Archive pour décembre, 2010

rideau sur 2010

Posted in humeur, pumuckl écoute on décembre 25, 2010 by pumucklblog

Après avoir renoncé à l’exercice depuis bien des années, je m’autoriserai en 2010 à formaliser par ce petit billet mon modeste bilan tout personnel de l’année écoulée…
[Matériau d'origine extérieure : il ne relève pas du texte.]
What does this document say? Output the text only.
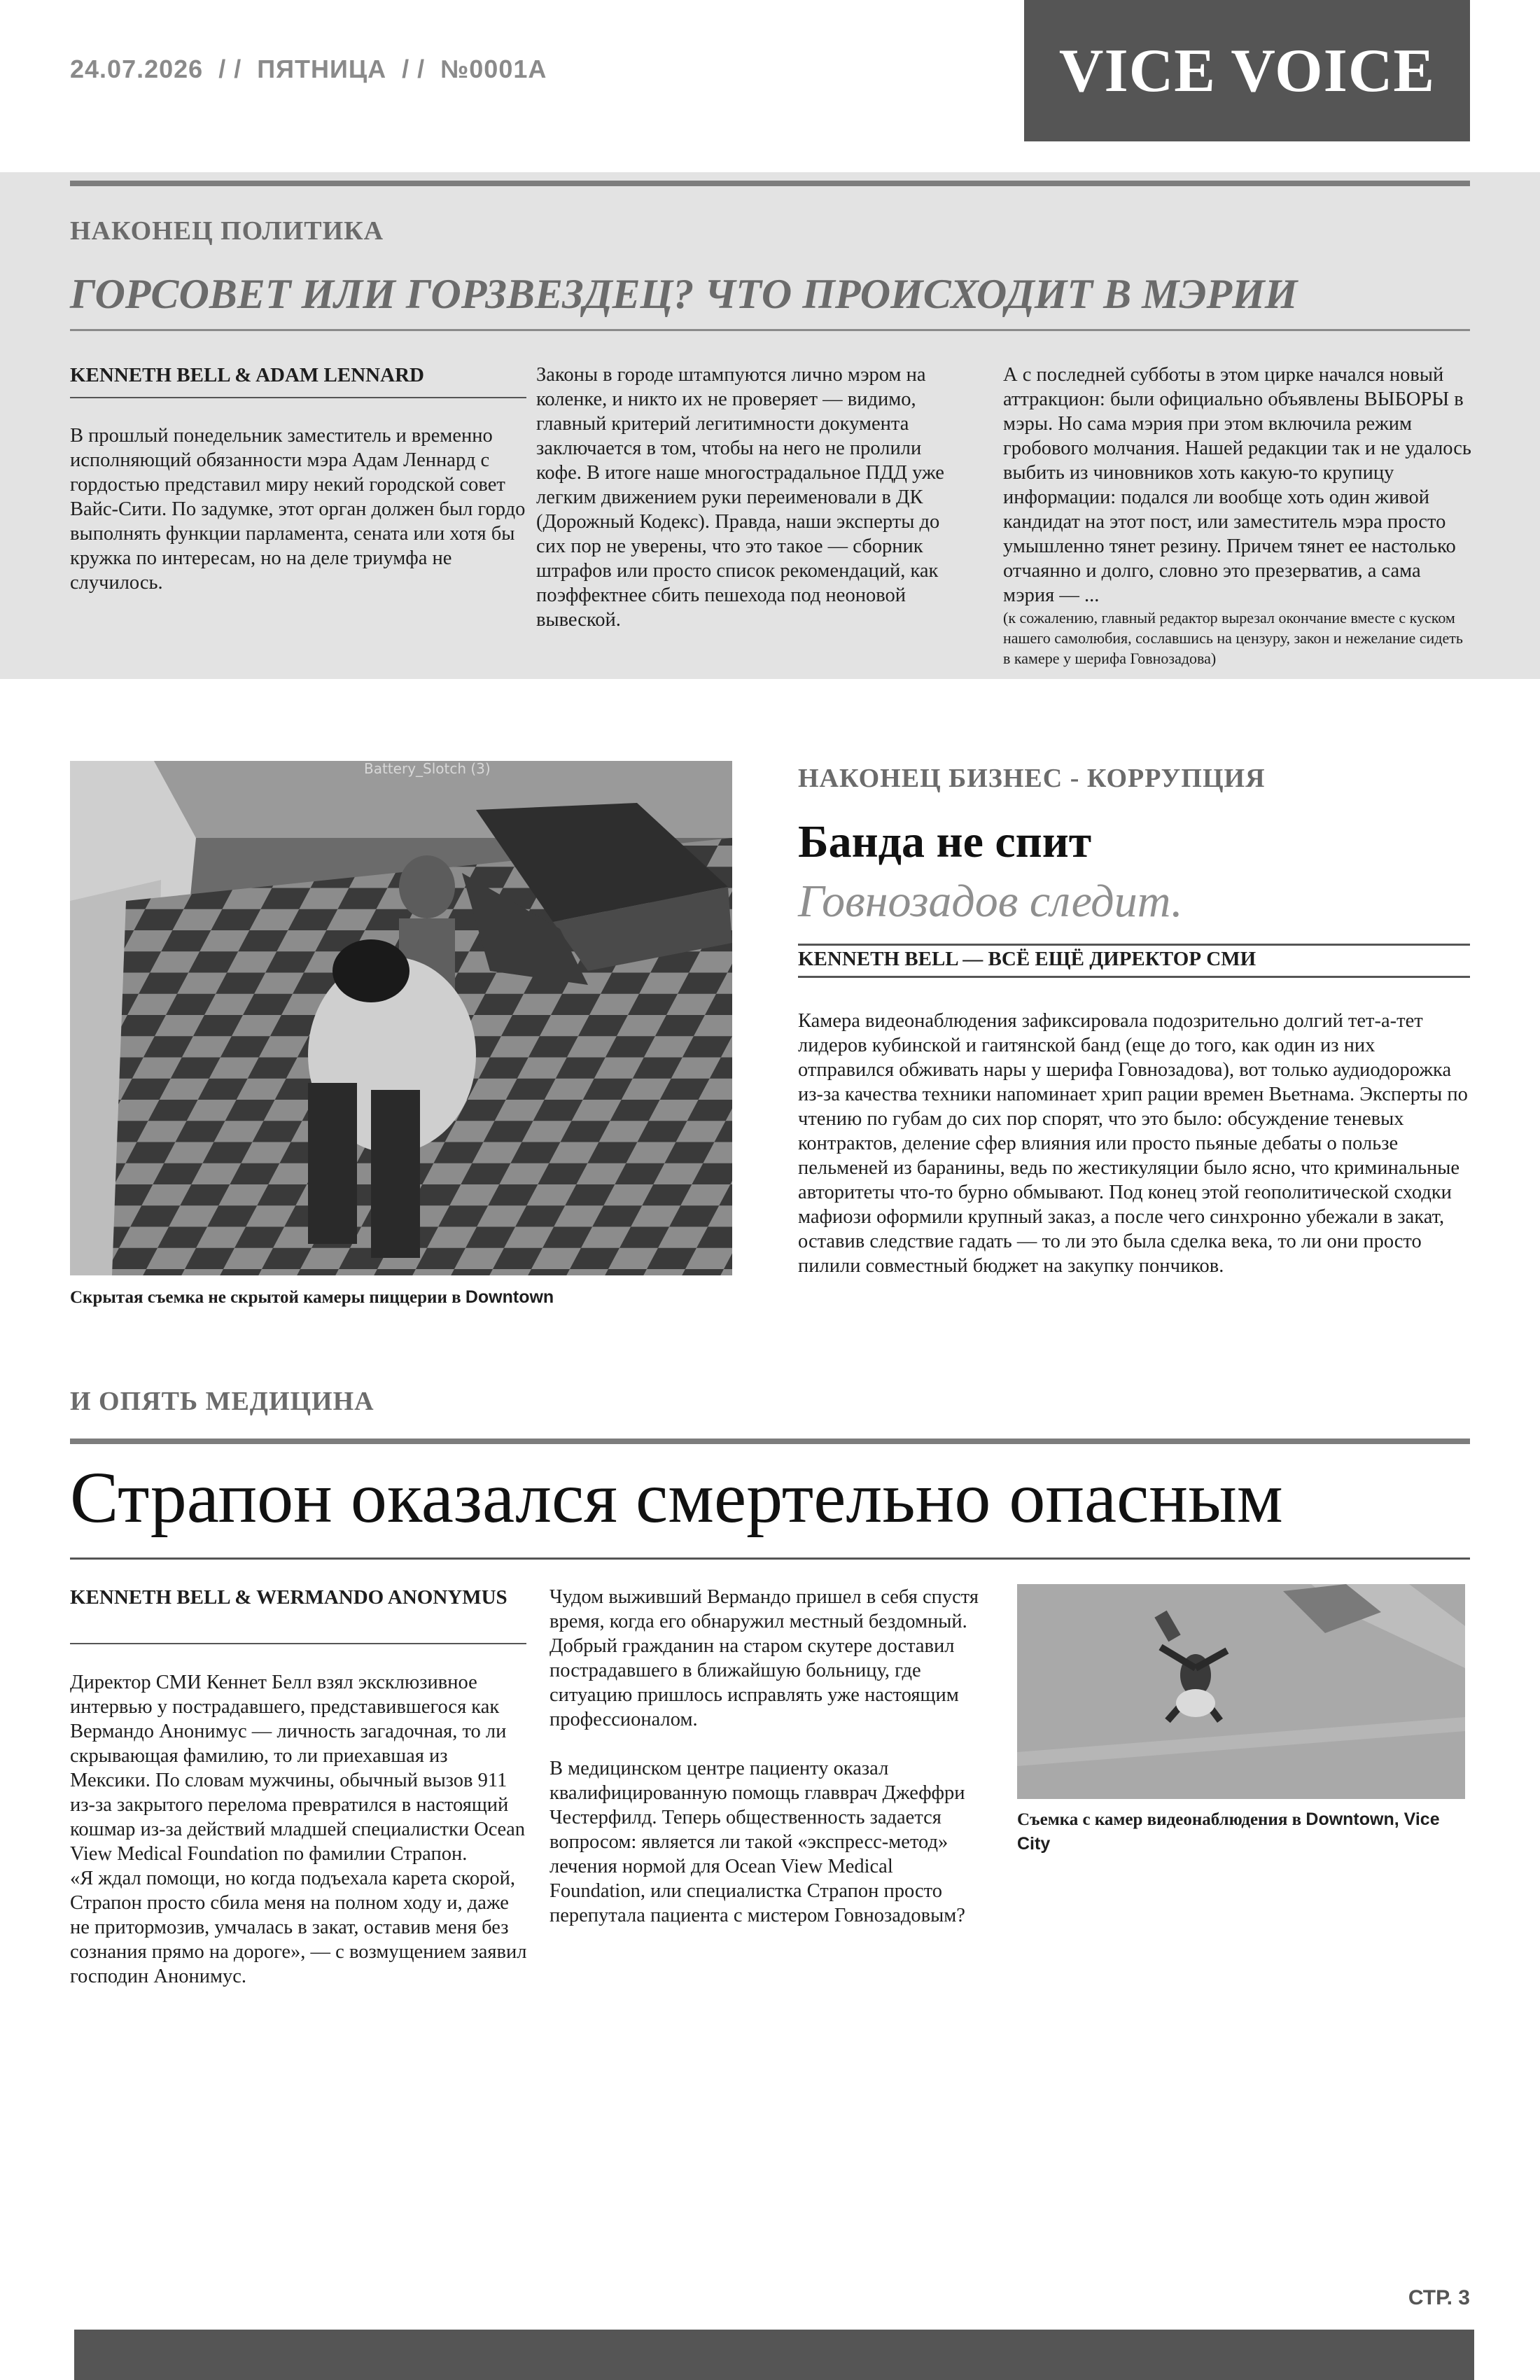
24.07.2026 / / ПЯТНИЦА / / №0001A	VICE VOICE
НАКОНЕЦ ПОЛИТИКА
ГОРСОВЕТ ИЛИ ГОРЗВЕЗДЕЦ? ЧТО ПРОИСХОДИТ В МЭРИИ
KENNETH BELL & ADAM LENNARD
В прошлый понедельник заместитель и временно исполняющий обязанности мэра Адам Леннард с гордостью представил миру некий городской совет Вайс-Сити. По задумке, этот орган должен был гордо выполнять функции парламента, сената или хотя бы кружка по интересам, но на деле триумфа не случилось.
Законы в городе штампуются лично мэром на коленке, и никто их не проверяет — видимо, главный критерий легитимности документа заключается в том, чтобы на него не пролили кофе. В итоге наше многострадальное ПДД уже легким движением руки переименовали в ДК (Дорожный Кодекс). Правда, наши эксперты до сих пор не уверены, что это такое — сборник штрафов или просто список рекомендаций, как поэффектнее сбить пешехода под неоновой вывеской.
А с последней субботы в этом цирке начался новый аттракцион: были официально объявлены ВЫБОРЫ в мэры. Но сама мэрия при этом включила режим гробового молчания. Нашей редакции так и не удалось выбить из чиновников хоть какую-то крупицу информации: подался ли вообще хоть один живой кандидат на этот пост, или заместитель мэра просто умышленно тянет резину. Причем тянет ее настолько отчаянно и долго, словно это презерватив, а сама мэрия — ...
(к сожалению, главный редактор вырезал окончание вместе с куском нашего самолюбия, сославшись на цензуру, закон и нежелание сидеть в камере у шерифа Говнозадова)
Battery_Slotch (3)
Скрытая съемка не скрытой камеры пиццерии в Downtown
НАКОНЕЦ БИЗНЕС - КОРРУПЦИЯ
Банда не спит
Говнозадов следит.
KENNETH BELL — ВСЁ ЕЩЁ ДИРЕКТОР СМИ
Камера видеонаблюдения зафиксировала подозрительно долгий тет-а-тет лидеров кубинской и гаитянской банд (еще до того, как один из них отправился обживать нары у шерифа Говнозадова), вот только аудиодорожка из-за качества техники напоминает хрип рации времен Вьетнама. Эксперты по чтению по губам до сих пор спорят, что это было: обсуждение теневых контрактов, деление сфер влияния или просто пьяные дебаты о пользе пельменей из баранины, ведь по жестикуляции было ясно, что криминальные авторитеты что-то бурно обмывают. Под конец этой геополитической сходки мафиози оформили крупный заказ, а после чего синхронно убежали в закат, оставив следствие гадать — то ли это была сделка века, то ли они просто пилили совместный бюджет на закупку пончиков.
И ОПЯТЬ МЕДИЦИНА
Страпон оказался смертельно опасным
KENNETH BELL & WERMANDO ANONYMUS

Директор СМИ Кеннет Белл взял эксклюзивное интервью у пострадавшего, представившегося как Вермандо Анонимус — личность загадочная, то ли скрывающая фамилию, то ли приехавшая из Мексики. По словам мужчины, обычный вызов 911 из-за закрытого перелома превратился в настоящий кошмар из-за действий младшей специалистки Ocean View Medical Foundation по фамилии Страпон.

«Я ждал помощи, но когда подъехала карета скорой, Страпон просто сбила меня на полном ходу и, даже не притормозив, умчалась в закат, оставив меня без сознания прямо на дороге», — с возмущением заявил господин Анонимус.

Чудом выживший Вермандо пришел в себя спустя время, когда его обнаружил местный бездомный. Добрый гражданин на старом скутере доставил пострадавшего в ближайшую больницу, где ситуацию пришлось исправлять уже настоящим профессионалом.

В медицинском центре пациенту оказал квалифицированную помощь главврач Джеффри Честерфилд. Теперь общественность задается вопросом: является ли такой «экспресс-метод» лечения нормой для Ocean View Medical Foundation, или специалистка Страпон просто перепутала пациента с мистером Говнозадовым?

Съемка с камер видеонаблюдения в Downtown, Vice City
СТР. 3
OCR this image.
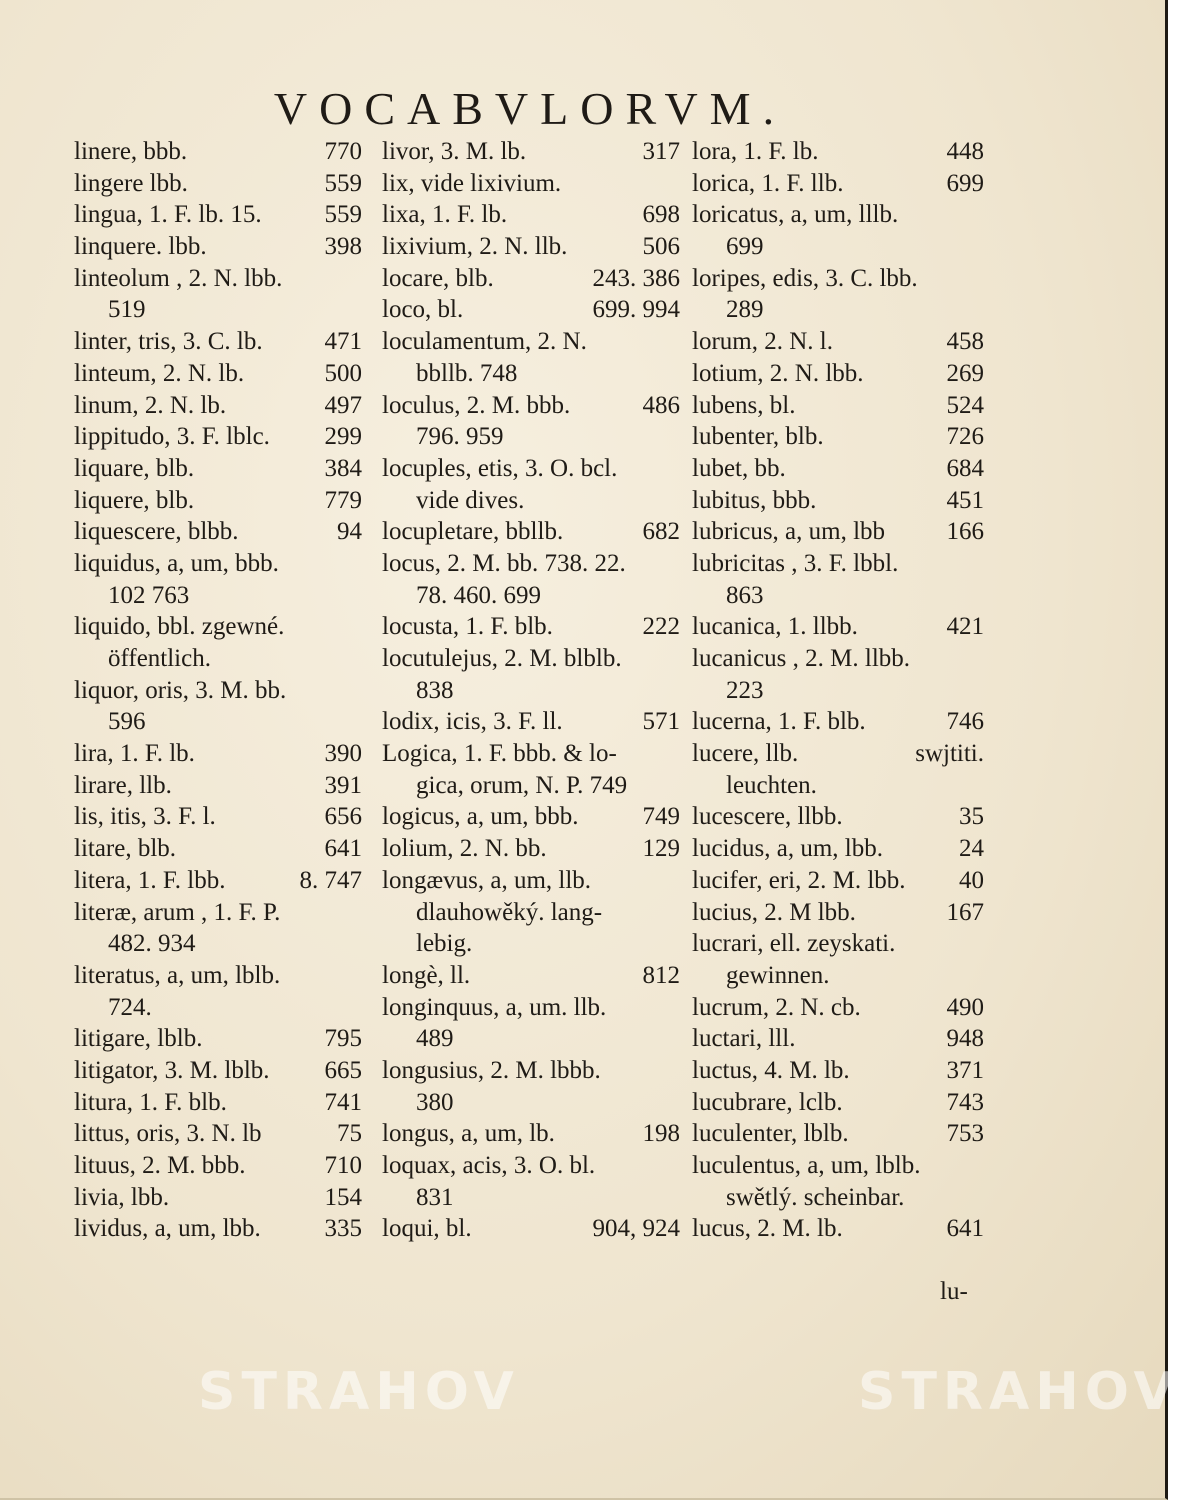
VOCABVLORVM.
linere, bbb.	770
lingere lbb.	559
lingua, 1. F. lb. 15.	559
linquere. lbb.	398
linteolum , 2. N. lbb.
519
linter, tris, 3. C. lb. 471
linteum, 2. N. lb.	500
linum, 2. N. lb.	497
lippitudo, 3. F. lblc. 299
liquare, blb.	384
liquere, blb.	779
liquescere, blbb.	94
liquidus, a, um, bbb.
102 763
liquido, bbl. zgewné.
öffentlich.
liquor, oris, 3. M. bb.
596
lira, 1. F. lb.	390
lirare, llb.	391
lis, itis, 3. F. l.	656
litare, blb.	641
litera, 1. F. lbb.	8. 747
literæ, arum , 1. F. P.
482. 934
literatus, a, um, lblb.
724.
litigare, lblb.	795
litigator, 3. M. lblb. 665
litura, 1. F. blb.	741
littus, oris, 3. N. lb	75
lituus, 2. M. bbb.	710
livia, lbb.	154
lividus, a, um, lbb.	335
livor, 3. M. lb.	317
lix, vide lixivium.
lixa, 1. F. lb.	698
lixivium, 2. N. llb.	506
locare, blb.	243. 386
loco, bl.	699. 994
loculamentum, 2. N.
bbllb. 748
loculus, 2. M. bbb.	486
796. 959
locuples, etis, 3. O. bcl.
vide dives.
locupletare, bbllb.	682
locus, 2. M. bb. 738. 22.
78. 460. 699
locusta, 1. F. blb.	222
locutulejus, 2. M. blblb.
838
lodix, icis, 3. F. ll.	571
Logica, 1. F. bbb. & lo-
gica, orum, N. P. 749
logicus, a, um, bbb.	749
lolium, 2. N. bb.	129
longævus, a, um, llb.
dlauhowěký. lang-
lebig.
longè, ll.	812
longinquus, a, um. llb.
489
longusius, 2. M. lbbb.
380
longus, a, um, lb.	198
loquax, acis, 3. O. bl.
831
loqui, bl.	904, 924
lora, 1. F. lb.	448
lorica, 1. F. llb.	699
loricatus, a, um, lllb.
699
loripes, edis, 3. C. lbb.
289
lorum, 2. N. l.	458
lotium, 2. N. lbb.	269
lubens, bl.	524
lubenter, blb.	726
lubet, bb.	684
lubitus, bbb.	451
lubricus, a, um, lbb 166
lubricitas , 3. F. lbbl.
863
lucanica, 1. llbb.	421
lucanicus , 2. M. llbb.
223
lucerna, 1. F. blb.	746
lucere, llb.	swjtiti.
leuchten.
lucescere, llbb.	35
lucidus, a, um, lbb.	24
lucifer, eri, 2. M. lbb. 40
lucius, 2. M lbb.	167
lucrari, ell. zeyskati.
gewinnen.
lucrum, 2. N. cb.	490
luctari, lll.	948
luctus, 4. M. lb.	371
lucubrare, lclb.	743
luculenter, lblb.	753
luculentus, a, um, lblb.
swětlý. scheinbar.
lucus, 2. M. lb.	641
lu-
STRAHOV	STRAHOV
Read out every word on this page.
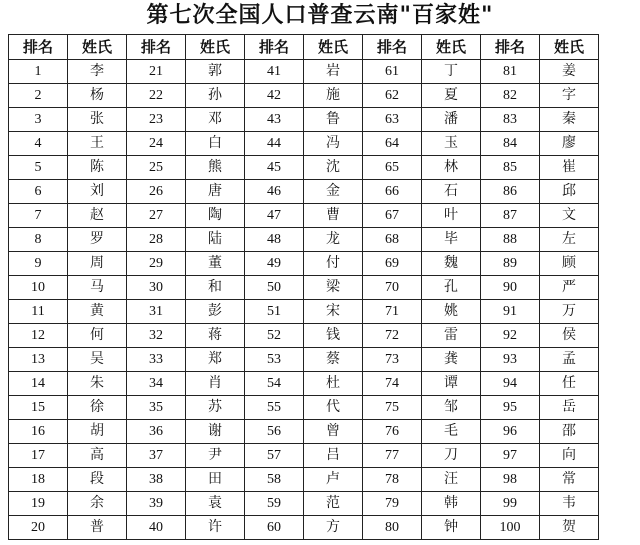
第七次全国人口普查云南"百家姓"
排名	姓氏	排名	姓氏	排名	姓氏	排名	姓氏	排名	姓氏
1	李	21	郭	41	岩	61	丁	81	姜
2	杨	22	孙	42	施	62	夏	82	字
3	张	23	邓	43	鲁	63	潘	83	秦
4	王	24	白	44	冯	64	玉	84	廖
5	陈	25	熊	45	沈	65	林	85	崔
6	刘	26	唐	46	金	66	石	86	邱
7	赵	27	陶	47	曹	67	叶	87	文
8	罗	28	陆	48	龙	68	毕	88	左
9	周	29	董	49	付	69	魏	89	顾
10	马	30	和	50	梁	70	孔	90	严
11	黄	31	彭	51	宋	71	姚	91	万
12	何	32	蒋	52	钱	72	雷	92	侯
13	吴	33	郑	53	蔡	73	龚	93	孟
14	朱	34	肖	54	杜	74	谭	94	任
15	徐	35	苏	55	代	75	邹	95	岳
16	胡	36	谢	56	曾	76	毛	96	邵
17	高	37	尹	57	吕	77	刀	97	向
18	段	38	田	58	卢	78	汪	98	常
19	余	39	袁	59	范	79	韩	99	韦
20	普	40	许	60	方	80	钟	100	贺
Pour ce qui concerne mon nombril ou plus exactement celui de pumuckl, 2010 qui devait être une année de pause a été une année de sollicitations ponctuelles et de projets « one shot », avec au final, bon nombres de concrétisations sympathiques. Pêle mèle, le split single Laudanum Vs Pumuckl, la compilation hommage à Sparklehorse du label « les disques normal », la participation à la compilation diabologum du webzine ADA… Et avec en carton encore,  un duo avec l’indispensable Lou dont je suis plutot fier mais qui n’a pas encore trouvé un support adéquat de diffusion, une reprise de dominique A pour la compilation ADA « remué », un remix de « sonore » qui sera diffusé en 2011 (mais surprise…). J’espère que les cartons seront ouverts en 2011… Pour les choses encore à faire, j’ai une petite envie de EP mais trouverai-je la motivation…?  a suivre.

Pour ce qui concerne la musique des autres, je m’abstiendrai de faire un quelconque bilan de la production « phonographique » de l’année passée car

  1. Vous vous contrebalancez de mon opinion, et vous avez bien  raison
  2. le survol des « top » de l’année me démontre par a +b que je suis passé à coté d’un océan de disques que je n’aurais d’ailleurs pas eu le temps de découvrir même avec une volonté activiste…
  3. comme diraient les économistes, mes préférences ne sont pas transitives et je ne sais pas comment on fait pour placer sufjan stevens à la place 27 et midlake en place 31…
  4. 2010 aura été pour moi l’occasion de sillonner le passé plus que le présent.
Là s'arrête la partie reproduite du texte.